Between the bookend anniversary features — online grocer Peapod's 20th and the bar code's 35th — there's a news story in each of the sections of the magazine showcasing food retailers' use of technology to provide better service for customers.
At Sam's Club, for example, the company is now diving much deeper than ever before into data analysis to inform its merchandising and pricing decisions.
Sam's also is garnering some early success from a new eValues program that provides personalized discounts based on past purchasing history using its membership cards. While its parent company, Wal-Mart Stores, has long been known for its use of technology and logistics to drive efficiencies in the supply chain, Sam's, by virtue of having a rich database of individual members, is able to apply technology to the customer-facing side of the business as well, in a way that Wal-Mart's traditional discount stores and supercenters might never be able to.
“We've been focusing all of our investments around our core business and ensuring that, going forward, insights is a core capability at Sam's Club,” said Brian Cornell, the former Safeway executive who is now president and chief executive officer of Sam's. “We want to make sure we know more about our member than anyone else.”
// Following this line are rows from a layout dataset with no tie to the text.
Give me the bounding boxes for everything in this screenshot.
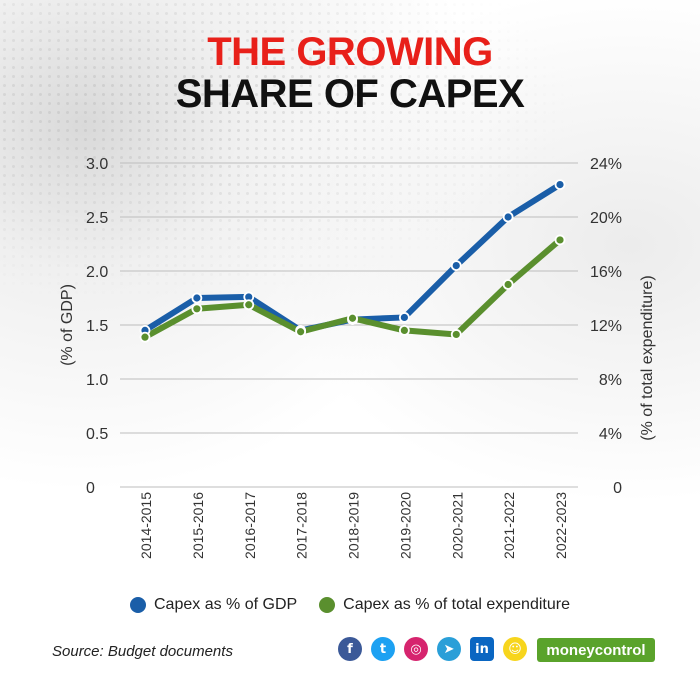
x-tick-label: 2022-2023 bbox=[553, 492, 569, 559]
y-right-tick-label: 16% bbox=[590, 264, 622, 281]
y-left-tick-label: 1.0 bbox=[86, 372, 108, 389]
data-point-0 bbox=[554, 179, 566, 191]
brand-logo[interactable]: moneycontrol bbox=[537, 638, 655, 662]
y-right-tick-label: 20% bbox=[590, 210, 622, 227]
y-left-tick-label: 2.0 bbox=[86, 264, 108, 281]
y-left-tick-label: 0.5 bbox=[86, 426, 108, 443]
y-left-axis-label: (% of GDP) bbox=[59, 284, 76, 366]
y-left-tick-label: 1.5 bbox=[86, 318, 108, 335]
y-right-axis-label: (% of total expenditure) bbox=[639, 275, 656, 440]
data-point-1 bbox=[191, 303, 203, 315]
x-tick-label: 2015-2016 bbox=[190, 492, 206, 559]
data-point-1 bbox=[295, 326, 307, 338]
snapchat-icon[interactable]: ☺ bbox=[503, 637, 527, 661]
y-right-tick-label: 4% bbox=[599, 426, 622, 443]
x-tick-label: 2016-2017 bbox=[242, 492, 258, 559]
title-line-1: THE GROWING bbox=[207, 30, 493, 74]
data-point-1 bbox=[450, 329, 462, 340]
x-tick-label: 2021-2022 bbox=[501, 492, 517, 559]
y-left-tick-label: 0 bbox=[86, 480, 95, 497]
legend-label-expenditure: Capex as % of total expenditure bbox=[343, 596, 570, 613]
data-point-0 bbox=[450, 260, 462, 272]
data-point-1 bbox=[139, 331, 151, 343]
y-right-tick-label: 12% bbox=[590, 318, 622, 335]
telegram-icon[interactable]: ➤ bbox=[437, 637, 461, 661]
x-tick-label: 2014-2015 bbox=[138, 492, 154, 559]
data-point-0 bbox=[191, 292, 203, 304]
social-icons: f t ◎ ➤ in ☺ bbox=[338, 637, 527, 661]
y-right-tick-label: 24% bbox=[590, 156, 622, 173]
data-point-1 bbox=[502, 279, 514, 290]
source-note: Source: Budget documents bbox=[52, 643, 233, 660]
data-point-1 bbox=[398, 324, 410, 336]
data-point-0 bbox=[502, 211, 514, 223]
linkedin-icon[interactable]: in bbox=[470, 637, 494, 661]
legend-swatch-gdp bbox=[130, 597, 146, 613]
data-point-0 bbox=[398, 312, 410, 323]
legend-label-gdp: Capex as % of GDP bbox=[154, 596, 298, 613]
instagram-icon[interactable]: ◎ bbox=[404, 637, 428, 661]
facebook-icon[interactable]: f bbox=[338, 637, 362, 661]
chart-legend: Capex as % of GDP Capex as % of total ex… bbox=[0, 596, 700, 614]
x-tick-label: 2020-2021 bbox=[449, 492, 465, 559]
y-right-tick-label: 0 bbox=[613, 480, 622, 497]
y-left-tick-label: 2.5 bbox=[86, 210, 108, 227]
title-line-2: SHARE OF CAPEX bbox=[175, 72, 525, 116]
y-right-tick-label: 8% bbox=[599, 372, 622, 389]
twitter-icon[interactable]: t bbox=[371, 637, 395, 661]
data-point-1 bbox=[243, 299, 255, 311]
data-point-1 bbox=[347, 312, 358, 324]
y-left-tick-label: 3.0 bbox=[86, 156, 108, 173]
legend-item-gdp: Capex as % of GDP bbox=[130, 596, 297, 614]
x-tick-label: 2019-2020 bbox=[397, 492, 413, 559]
x-tick-label: 2018-2019 bbox=[346, 492, 362, 559]
legend-swatch-expenditure bbox=[319, 597, 336, 613]
x-tick-label: 2017-2018 bbox=[294, 492, 310, 559]
data-point-1 bbox=[554, 234, 566, 246]
legend-item-expenditure: Capex as % of total expenditure bbox=[319, 596, 570, 614]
The membership card at Sam's — like the loyalty card at more-traditional supermarket operators — adds a valuable dimension to the data trove that retailers have been accumulating for the past 35 years by scanning bar codes.
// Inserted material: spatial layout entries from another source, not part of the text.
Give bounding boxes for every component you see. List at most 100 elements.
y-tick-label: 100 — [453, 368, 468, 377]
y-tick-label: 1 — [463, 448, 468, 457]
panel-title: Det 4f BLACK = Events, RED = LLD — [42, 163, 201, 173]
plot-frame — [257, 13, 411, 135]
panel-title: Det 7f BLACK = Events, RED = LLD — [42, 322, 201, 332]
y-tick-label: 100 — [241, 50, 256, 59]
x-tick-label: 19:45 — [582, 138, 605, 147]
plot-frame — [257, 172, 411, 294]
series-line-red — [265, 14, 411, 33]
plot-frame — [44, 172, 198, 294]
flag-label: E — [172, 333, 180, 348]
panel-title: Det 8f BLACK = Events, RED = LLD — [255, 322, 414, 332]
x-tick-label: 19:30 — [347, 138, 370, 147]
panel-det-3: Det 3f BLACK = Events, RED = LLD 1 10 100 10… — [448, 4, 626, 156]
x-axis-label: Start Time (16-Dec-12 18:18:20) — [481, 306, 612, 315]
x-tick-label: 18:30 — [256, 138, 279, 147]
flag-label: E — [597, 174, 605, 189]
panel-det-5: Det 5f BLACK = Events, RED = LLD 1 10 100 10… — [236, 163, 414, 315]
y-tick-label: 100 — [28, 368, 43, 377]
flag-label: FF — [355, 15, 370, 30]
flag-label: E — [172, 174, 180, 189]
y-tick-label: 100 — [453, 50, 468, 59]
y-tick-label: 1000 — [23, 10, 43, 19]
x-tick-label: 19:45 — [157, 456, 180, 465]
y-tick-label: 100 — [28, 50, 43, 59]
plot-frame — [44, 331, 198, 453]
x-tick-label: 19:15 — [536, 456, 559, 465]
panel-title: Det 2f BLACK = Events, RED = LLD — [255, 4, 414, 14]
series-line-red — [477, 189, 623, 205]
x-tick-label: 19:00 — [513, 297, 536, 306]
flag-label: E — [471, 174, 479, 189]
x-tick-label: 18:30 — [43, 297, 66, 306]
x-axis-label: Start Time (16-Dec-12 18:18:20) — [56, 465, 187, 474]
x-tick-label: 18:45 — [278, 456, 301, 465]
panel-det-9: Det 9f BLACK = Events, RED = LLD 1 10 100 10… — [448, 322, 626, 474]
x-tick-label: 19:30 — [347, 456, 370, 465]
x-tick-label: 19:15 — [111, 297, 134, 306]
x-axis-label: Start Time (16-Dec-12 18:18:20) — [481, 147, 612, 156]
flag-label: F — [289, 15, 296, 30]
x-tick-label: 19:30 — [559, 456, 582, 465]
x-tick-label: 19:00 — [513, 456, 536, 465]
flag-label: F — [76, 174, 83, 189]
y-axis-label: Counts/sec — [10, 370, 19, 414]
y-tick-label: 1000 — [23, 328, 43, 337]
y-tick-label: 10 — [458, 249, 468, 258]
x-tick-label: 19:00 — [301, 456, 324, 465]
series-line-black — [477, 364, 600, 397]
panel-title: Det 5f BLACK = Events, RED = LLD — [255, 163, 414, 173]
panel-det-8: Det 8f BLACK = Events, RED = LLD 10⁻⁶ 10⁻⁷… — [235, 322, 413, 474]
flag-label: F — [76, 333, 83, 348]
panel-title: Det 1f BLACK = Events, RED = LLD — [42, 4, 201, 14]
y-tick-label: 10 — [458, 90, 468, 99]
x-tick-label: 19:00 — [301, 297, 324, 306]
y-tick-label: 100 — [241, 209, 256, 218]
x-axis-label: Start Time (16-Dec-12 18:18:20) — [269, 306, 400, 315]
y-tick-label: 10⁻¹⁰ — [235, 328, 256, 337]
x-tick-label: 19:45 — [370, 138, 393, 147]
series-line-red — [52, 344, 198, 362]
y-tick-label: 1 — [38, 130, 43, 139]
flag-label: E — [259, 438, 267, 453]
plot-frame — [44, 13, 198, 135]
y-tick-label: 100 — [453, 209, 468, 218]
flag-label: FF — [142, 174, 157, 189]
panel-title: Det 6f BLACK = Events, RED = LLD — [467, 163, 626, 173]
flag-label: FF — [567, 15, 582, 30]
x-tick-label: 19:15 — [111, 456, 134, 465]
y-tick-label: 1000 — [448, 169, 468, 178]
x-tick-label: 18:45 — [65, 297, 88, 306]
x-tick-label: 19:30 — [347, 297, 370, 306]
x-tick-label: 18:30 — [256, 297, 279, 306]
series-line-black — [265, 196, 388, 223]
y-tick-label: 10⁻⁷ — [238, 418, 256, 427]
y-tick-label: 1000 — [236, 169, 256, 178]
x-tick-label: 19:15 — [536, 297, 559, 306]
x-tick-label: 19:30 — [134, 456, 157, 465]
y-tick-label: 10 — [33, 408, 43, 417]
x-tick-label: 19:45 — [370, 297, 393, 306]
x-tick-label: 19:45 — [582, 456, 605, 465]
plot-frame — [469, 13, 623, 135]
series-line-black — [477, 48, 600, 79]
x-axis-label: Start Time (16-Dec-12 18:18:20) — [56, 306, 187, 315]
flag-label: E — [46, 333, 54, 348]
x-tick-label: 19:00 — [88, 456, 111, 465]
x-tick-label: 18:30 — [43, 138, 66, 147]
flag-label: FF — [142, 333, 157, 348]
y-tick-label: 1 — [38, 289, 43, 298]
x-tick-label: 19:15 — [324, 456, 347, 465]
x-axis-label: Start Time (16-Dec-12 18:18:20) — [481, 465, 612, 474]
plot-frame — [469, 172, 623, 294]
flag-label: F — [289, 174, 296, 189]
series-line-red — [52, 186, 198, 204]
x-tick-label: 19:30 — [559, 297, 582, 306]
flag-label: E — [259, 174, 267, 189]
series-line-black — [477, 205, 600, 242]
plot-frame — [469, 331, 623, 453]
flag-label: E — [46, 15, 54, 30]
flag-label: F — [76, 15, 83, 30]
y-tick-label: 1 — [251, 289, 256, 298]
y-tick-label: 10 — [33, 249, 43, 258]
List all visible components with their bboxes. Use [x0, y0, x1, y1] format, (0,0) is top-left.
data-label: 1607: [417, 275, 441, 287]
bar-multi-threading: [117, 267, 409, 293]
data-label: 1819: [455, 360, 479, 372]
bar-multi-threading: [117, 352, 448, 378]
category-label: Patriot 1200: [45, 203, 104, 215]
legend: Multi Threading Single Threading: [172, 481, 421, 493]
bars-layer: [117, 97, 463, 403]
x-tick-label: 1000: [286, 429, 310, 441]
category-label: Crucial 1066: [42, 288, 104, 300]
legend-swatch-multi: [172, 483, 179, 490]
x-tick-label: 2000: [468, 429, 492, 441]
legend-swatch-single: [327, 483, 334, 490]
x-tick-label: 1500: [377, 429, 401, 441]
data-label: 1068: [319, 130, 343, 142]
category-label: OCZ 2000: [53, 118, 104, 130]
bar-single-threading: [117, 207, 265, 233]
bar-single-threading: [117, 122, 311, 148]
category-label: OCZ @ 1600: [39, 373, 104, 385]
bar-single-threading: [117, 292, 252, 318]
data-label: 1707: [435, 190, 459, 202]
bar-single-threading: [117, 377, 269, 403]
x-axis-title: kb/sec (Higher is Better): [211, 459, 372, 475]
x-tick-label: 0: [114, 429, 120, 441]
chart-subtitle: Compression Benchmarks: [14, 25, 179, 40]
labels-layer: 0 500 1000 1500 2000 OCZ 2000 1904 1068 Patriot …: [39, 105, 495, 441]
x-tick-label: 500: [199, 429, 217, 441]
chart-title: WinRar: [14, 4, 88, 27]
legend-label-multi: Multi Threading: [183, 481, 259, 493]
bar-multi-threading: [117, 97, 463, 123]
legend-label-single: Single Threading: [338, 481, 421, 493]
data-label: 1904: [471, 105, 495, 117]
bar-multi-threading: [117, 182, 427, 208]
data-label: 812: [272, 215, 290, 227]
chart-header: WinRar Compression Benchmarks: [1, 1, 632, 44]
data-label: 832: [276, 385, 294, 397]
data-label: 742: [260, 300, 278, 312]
Loyalty-card technology is also allowing retailers to provide additional services to their shoppers, such as the ability to electronically load coupons at Shop ‘n Save and other retailers, and the ability to trace the source of ingredients in private-label salads at Kroger.
As these last two stories illustrate, technology's reach is expanding from the retailer's backroom toolbox into the hands — literally — of shoppers, especially given the growing popularity of Web-enabled mobile devices. In the Kroger example in particular, it is notable that shoppers will be able to go online and comment on specific salads in addition to being able to trace the origins of the ingredients.
This points to an emerging technological convergence — the connection of social networking media like Facebook and Twitter, where consumers are already freely commenting on products and retail experiences, with those media controlled by the retailers themselves.
As Scott DeGraeve, senior vice president and general manager of Ahold's Peapod division, sums up in the cover feature, “As social networking develops, it will be good for us. We also expect that applications on the phone will continue to emerge — helping customers make a shopping list or getting promotions and news to people. That will be important in-store and online. As people get more digitally plugged in, it gives us the ability to give them better service and more value.”